(Treize heures deux minutes)
M. Lacombe : Bonjour, tout le
monde. Je suis content de vous voir dans cette atmosphère qui est un peu
différente d'à l'habitude.
Je veux peut-être commencer en vous disant
que je suis assez préoccupé par le ton de tout ce qui se passe depuis quelques
jours, dans le dossier famille, entre autres les échanges que j'ai avec le
principal syndicat d'éducatrices en milieu familial, la FIPEQ. Vous avez vu des
sorties assez virulentes du syndicat à mon égard. Le syndicat, qui a mal
compris... et c'est correct, mais le syndicat a mal compris une directive du
ministère de la Famille, un calcul, et, pour réparer cette erreur-là, tente de
faire porter le blâme au gouvernement, au ministère de la Famille, ultimement à
moi-même.
Il faut comprendre que dans ce dossier-là
tout le monde avait bien compris, incluant la Fédération de la santé et des
services sociaux, qui est de la CSN, l'AQCPE, le Conseil québécois des services
éducatifs à la petite enfance, les deux associations qui représentent des garderies
privées subventionnées, donc tout le monde avait bien compris, sauf la FIPEQ.
C'est une instruction qui avait aussi été donnée par écrit, deux fois plutôt
qu'une, dans des bulletins qui ont été envoyés à l'ensemble du réseau.

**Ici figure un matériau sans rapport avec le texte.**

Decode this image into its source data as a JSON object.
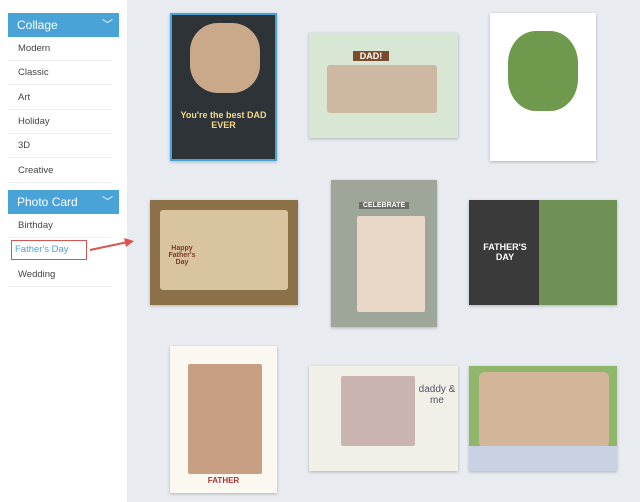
{
  "sidebar": {
    "sections": [
      {
        "label": "Collage",
        "items": [
          "Modern",
          "Classic",
          "Art",
          "Holiday",
          "3D",
          "Creative"
        ]
      },
      {
        "label": "Photo Card",
        "items": [
          "Birthday",
          "Father's Day",
          "Wedding"
        ],
        "active": "Father's Day"
      }
    ]
  },
  "colors": {
    "accent": "#4aa3d6",
    "highlight": "#d9534f"
  },
  "templates": [
    {
      "text": "You're the best DAD EVER",
      "selected": true
    },
    {
      "text": "DAD!"
    },
    {
      "text": ""
    },
    {
      "text": "Happy Father's Day"
    },
    {
      "text": "CELEBRATE"
    },
    {
      "text": "FATHER'S DAY"
    },
    {
      "text": "FATHER"
    },
    {
      "text": "daddy & me"
    },
    {
      "text": ""
    }
  ]
}
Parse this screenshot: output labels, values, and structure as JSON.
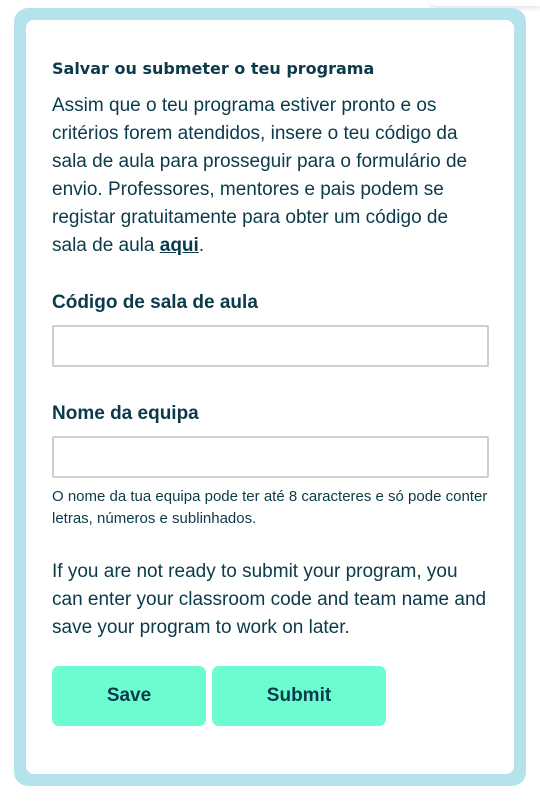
{
  "form": {
    "title": "Salvar ou submeter o teu programa",
    "intro_text": "Assim que o teu programa estiver pronto e os critérios forem atendidos, insere o teu código da sala de aula para prosseguir para o formulário de envio. Professores, mentores e pais podem se registar gratuitamente para obter um código de sala de aula ",
    "intro_link": "aqui",
    "intro_end": ".",
    "classroom_code": {
      "label": "Código de sala de aula",
      "value": "",
      "placeholder": ""
    },
    "team_name": {
      "label": "Nome da equipa",
      "value": "",
      "placeholder": "",
      "hint": "O nome da tua equipa pode ter até 8 caracteres e só pode conter letras, números e sublinhados."
    },
    "save_note": "If you are not ready to submit your program, you can enter your classroom code and team name and save your program to work on later.",
    "save_label": "Save",
    "submit_label": "Submit"
  },
  "colors": {
    "frame": "#b4e3ec",
    "button": "#6cfcd2",
    "text": "#0b3a4a",
    "input_border": "#cfcfcf"
  }
}
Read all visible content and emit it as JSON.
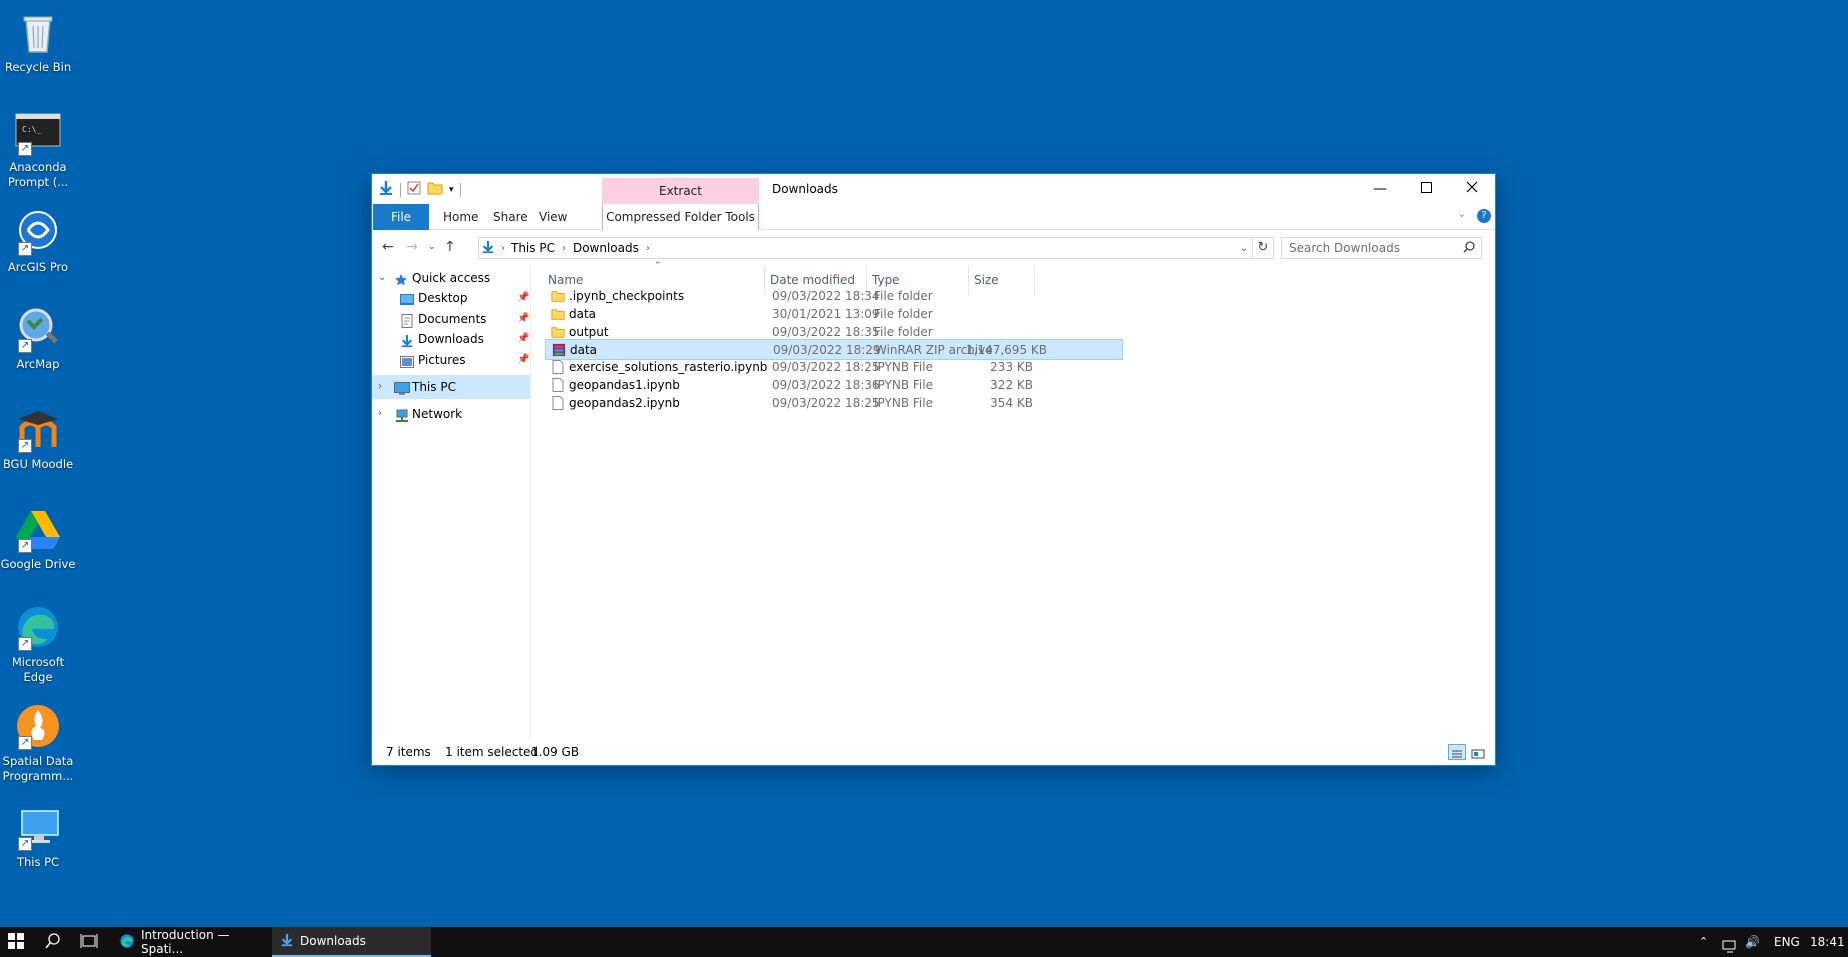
{
  "desktop": {
    "icons": [
      {
        "label": "Recycle Bin"
      },
      {
        "label": "Anaconda Prompt (..."
      },
      {
        "label": "ArcGIS Pro"
      },
      {
        "label": "ArcMap"
      },
      {
        "label": "BGU Moodle"
      },
      {
        "label": "Google Drive"
      },
      {
        "label": "Microsoft Edge"
      },
      {
        "label": "Spatial Data Programm..."
      },
      {
        "label": "This PC"
      }
    ]
  },
  "window": {
    "title": "Downloads",
    "context_tab_group": "Extract",
    "ribbon_tabs": [
      "File",
      "Home",
      "Share",
      "View",
      "Compressed Folder Tools"
    ],
    "path": [
      "This PC",
      "Downloads"
    ],
    "search_placeholder": "Search Downloads",
    "nav": {
      "quick_access": "Quick access",
      "quick_items": [
        "Desktop",
        "Documents",
        "Downloads",
        "Pictures"
      ],
      "this_pc": "This PC",
      "network": "Network"
    },
    "columns": [
      "Name",
      "Date modified",
      "Type",
      "Size"
    ],
    "files": [
      {
        "name": ".ipynb_checkpoints",
        "date": "09/03/2022 18:34",
        "type": "File folder",
        "size": "",
        "kind": "folder"
      },
      {
        "name": "data",
        "date": "30/01/2021 13:09",
        "type": "File folder",
        "size": "",
        "kind": "folder"
      },
      {
        "name": "output",
        "date": "09/03/2022 18:35",
        "type": "File folder",
        "size": "",
        "kind": "folder"
      },
      {
        "name": "data",
        "date": "09/03/2022 18:29",
        "type": "WinRAR ZIP archive",
        "size": "1,147,695 KB",
        "kind": "zip",
        "selected": true
      },
      {
        "name": "exercise_solutions_rasterio.ipynb",
        "date": "09/03/2022 18:25",
        "type": "IPYNB File",
        "size": "233 KB",
        "kind": "file"
      },
      {
        "name": "geopandas1.ipynb",
        "date": "09/03/2022 18:36",
        "type": "IPYNB File",
        "size": "322 KB",
        "kind": "file"
      },
      {
        "name": "geopandas2.ipynb",
        "date": "09/03/2022 18:25",
        "type": "IPYNB File",
        "size": "354 KB",
        "kind": "file"
      }
    ],
    "status": {
      "items": "7 items",
      "selected": "1 item selected",
      "selected_size": "1.09 GB"
    }
  },
  "taskbar": {
    "apps": [
      {
        "label": "Introduction — Spati..."
      },
      {
        "label": "Downloads"
      }
    ],
    "lang": "ENG",
    "time": "18:41"
  },
  "colors": {
    "desktop": "#0063b1",
    "selection": "#cce8ff",
    "context_tab": "#fbd0e0",
    "file_tab": "#1979ca"
  }
}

Donc, je suis préoccupé par tout ce qui se
passe. Parce que vous assistez en plus à un moyen de pression de la FIPEQ qui
recommande à ses éducatrices, qui encourage les éducatrices qu'elles
représentent à facturer les parents rétroactivement. Et je suis préoccupé par
ça parce que c'est illégal de faire ça. On a adopté un décret, comme
gouvernement, qui dit que les parents qui n'ont pas le désir de renvoyer leurs
enfants avant la réouverture complète du réseau n'ont pas à payer. Et ça, c'est
écrit noir sur blanc dans notre décret qui date du début du mois de mai, le 6
mai. Donc, en faisant ça... Et on a mis la main, là, sur une lettre qui sera
envoyée aux parents ou qui l'est peut-être déjà, qui indique, là, aux parents
qu'ils devront payer rétroactivement pour ça. Bien, moi, je suis préoccupé.

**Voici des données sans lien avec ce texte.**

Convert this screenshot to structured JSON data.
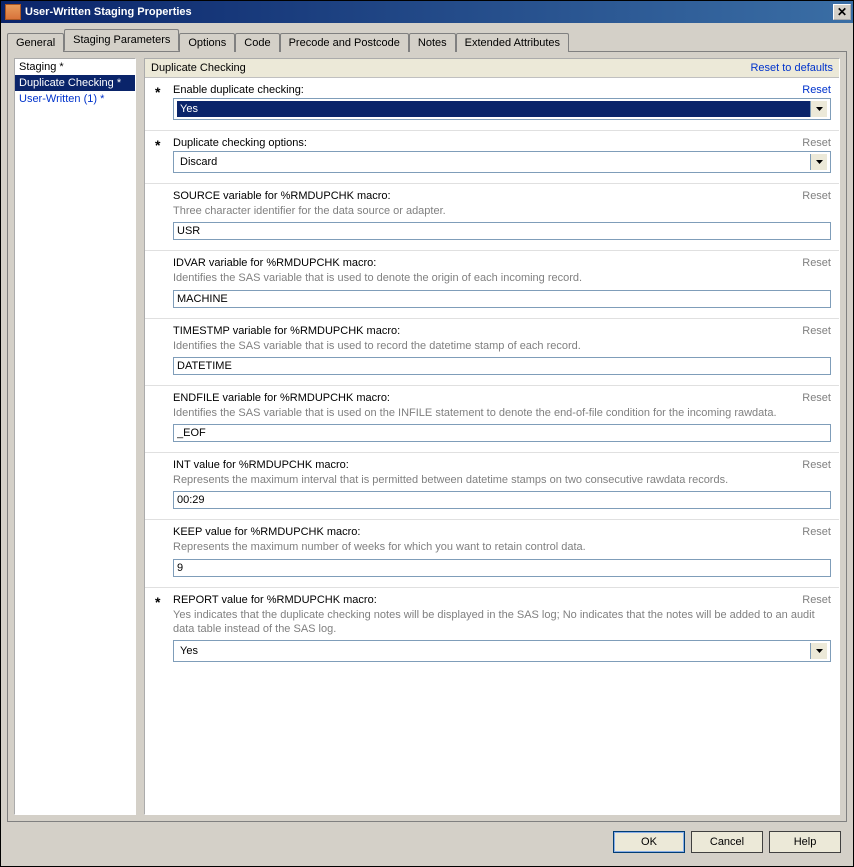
{
  "window": {
    "title": "User-Written Staging Properties"
  },
  "tabs": {
    "general": "General",
    "staging_parameters": "Staging Parameters",
    "options": "Options",
    "code": "Code",
    "precode_postcode": "Precode and Postcode",
    "notes": "Notes",
    "extended_attributes": "Extended Attributes"
  },
  "sidebar": {
    "items": [
      {
        "label": "Staging *"
      },
      {
        "label": "Duplicate Checking *"
      },
      {
        "label": "User-Written (1) *"
      }
    ]
  },
  "pane": {
    "title": "Duplicate Checking",
    "reset_defaults": "Reset to defaults"
  },
  "fields": {
    "enable": {
      "label": "Enable duplicate checking:",
      "reset": "Reset",
      "value": "Yes"
    },
    "options": {
      "label": "Duplicate checking options:",
      "reset": "Reset",
      "value": "Discard"
    },
    "source": {
      "label": "SOURCE variable for %RMDUPCHK macro:",
      "reset": "Reset",
      "desc": "Three character identifier for the data source or adapter.",
      "value": "USR"
    },
    "idvar": {
      "label": "IDVAR variable for %RMDUPCHK macro:",
      "reset": "Reset",
      "desc": "Identifies the SAS variable that is used to denote the origin of each incoming record.",
      "value": "MACHINE"
    },
    "timestmp": {
      "label": "TIMESTMP variable for %RMDUPCHK macro:",
      "reset": "Reset",
      "desc": "Identifies the SAS variable that is used to record the datetime stamp of each record.",
      "value": "DATETIME"
    },
    "endfile": {
      "label": "ENDFILE variable for %RMDUPCHK macro:",
      "reset": "Reset",
      "desc": "Identifies the SAS variable that is used on the INFILE statement to denote the end-of-file condition for the incoming rawdata.",
      "value": "_EOF"
    },
    "int": {
      "label": "INT value for %RMDUPCHK macro:",
      "reset": "Reset",
      "desc": "Represents the maximum interval that is permitted between datetime stamps on two consecutive rawdata records.",
      "value": "00:29"
    },
    "keep": {
      "label": "KEEP value for %RMDUPCHK macro:",
      "reset": "Reset",
      "desc": "Represents the maximum number of weeks for which you want to retain control data.",
      "value": "9"
    },
    "report": {
      "label": "REPORT value for %RMDUPCHK macro:",
      "reset": "Reset",
      "desc": "Yes indicates that the duplicate checking notes will be displayed in the SAS log; No indicates that the notes will be added to an audit data table instead of the SAS log.",
      "value": "Yes"
    }
  },
  "buttons": {
    "ok": "OK",
    "cancel": "Cancel",
    "help": "Help"
  }
}
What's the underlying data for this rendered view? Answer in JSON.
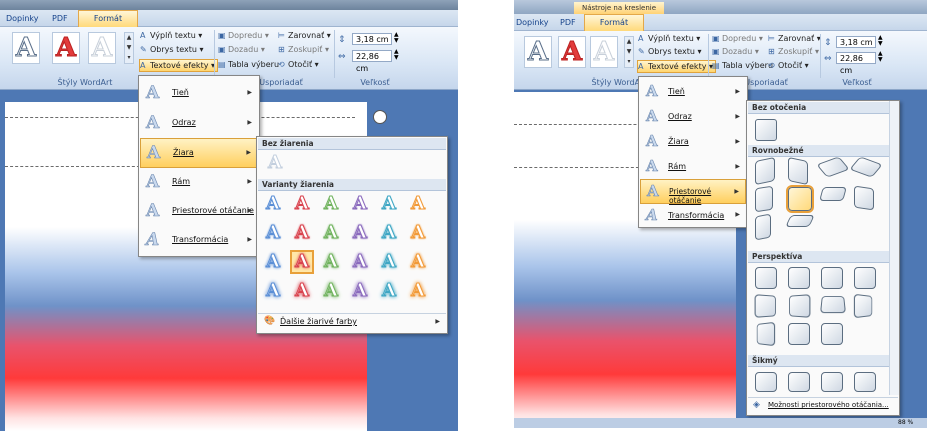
{
  "left": {
    "tabs": [
      "Dopinky",
      "PDF",
      "Formát"
    ],
    "ribbon": {
      "fill_text": "Výplň textu",
      "outline_text": "Obrys textu",
      "text_effects": "Textové efekty",
      "forward": "Dopredu",
      "backward": "Dozadu",
      "selection_pane": "Tabla výberu",
      "align": "Zarovnať",
      "group": "Zoskupiť",
      "rotate": "Otočiť",
      "height": "3,18 cm",
      "width": "22,86 cm",
      "group_wordart": "Štýly WordArt",
      "group_arrange": "Usporiadať",
      "group_size": "Veľkosť"
    },
    "menu": [
      "Tieň",
      "Odraz",
      "Žiara",
      "Rám",
      "Priestorové otáčanie",
      "Transformácia"
    ],
    "glow_gallery": {
      "no_glow": "Bez žiarenia",
      "variants": "Varianty žiarenia",
      "more_colors": "Ďalšie žiarivé farby",
      "row_colors": [
        "#5b8fd6",
        "#d9434e",
        "#71b35f",
        "#8b6bbd",
        "#3fa7c4",
        "#f29a38"
      ]
    }
  },
  "right": {
    "title": "Nástroje na kreslenie",
    "tabs": [
      "Dopinky",
      "PDF",
      "Formát"
    ],
    "ribbon": {
      "fill_text": "Výplň textu",
      "outline_text": "Obrys textu",
      "text_effects": "Textové efekty",
      "forward": "Dopredu",
      "backward": "Dozadu",
      "selection_pane": "Tabla výberu",
      "align": "Zarovnať",
      "group": "Zoskupiť",
      "rotate": "Otočiť",
      "height": "3,18 cm",
      "width": "22,86 cm",
      "group_wordart": "Štýly WordArt",
      "group_arrange": "Usporiadať",
      "group_size": "Veľkosť"
    },
    "menu": [
      "Tieň",
      "Odraz",
      "Žiara",
      "Rám",
      "Priestorové otáčanie",
      "Transformácia"
    ],
    "rotation_gallery": {
      "none": "Bez otočenia",
      "parallel": "Rovnobežné",
      "perspective": "Perspektíva",
      "oblique": "Šikmý",
      "options": "Možnosti priestorového otáčania..."
    },
    "zoom": "88 %"
  }
}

Donc, aujourd'hui, je dirais, je lance un
appel au calme, en quelque sorte. Je demande à tout le monde de respirer par le
nez, de faire le compte aussi, de réaliser que depuis le début toute l'aide
financière qu'on a donnée aux éducatrices en milieu familial est bien
suffisante pour couvrir quelques contributions parentales qui ne seraient pas
versées par les parents et qu'en bout de ligne les éducatrices sont gagnantes. Et
j'ajouterais même, pour... je m'adresserais même directement aux éducatrices en
leur disant : Actuellement, votre syndicat vous incite à commettre un acte
qui est illégal, mais, si vous vous faites prendre, ce n'est pas le syndicat
qui va payer votre amende qui peut varier de 1 000 $ à
6 000 $, c'est vous.
Donc, moi, je pense qu'on doit respirer
par le nez, on doit se parler et surtout on doit réaliser que tout ce qui a été
versé aux milieux familiaux pour les soutenir depuis le début de la crise a été
plus que généreux.
M. Laforest (Alain) : Sur
votre fil Twitter, lorsque vous avez répondu à la présidente de cette
association-là, est-ce que vous respiriez par le nez?
M. Lacombe : Bien, c'est sûr
que je suis fâché, je suis fâché parce que prendre les parents en otages de
cette façon-là, ce n'est pas correct. Et je suis fâché parce que le syndicat a
fait une erreur. Et je suis bien placé pour savoir que lorsqu'on fait une
erreur, bien, on peut la corriger puis on doit l'assumer. Donc, dans ce cas-ci,
je pense que le syndicat doit faire la même chose et surtout, surtout qu'il ne
doit pas prendre les parents en otages en menaçant de les faire payer alors que
c'est illégal de le faire.
M. Laforest (Alain) : Quelles
sont les sommes engagées par le gouvernement jusqu'à présent?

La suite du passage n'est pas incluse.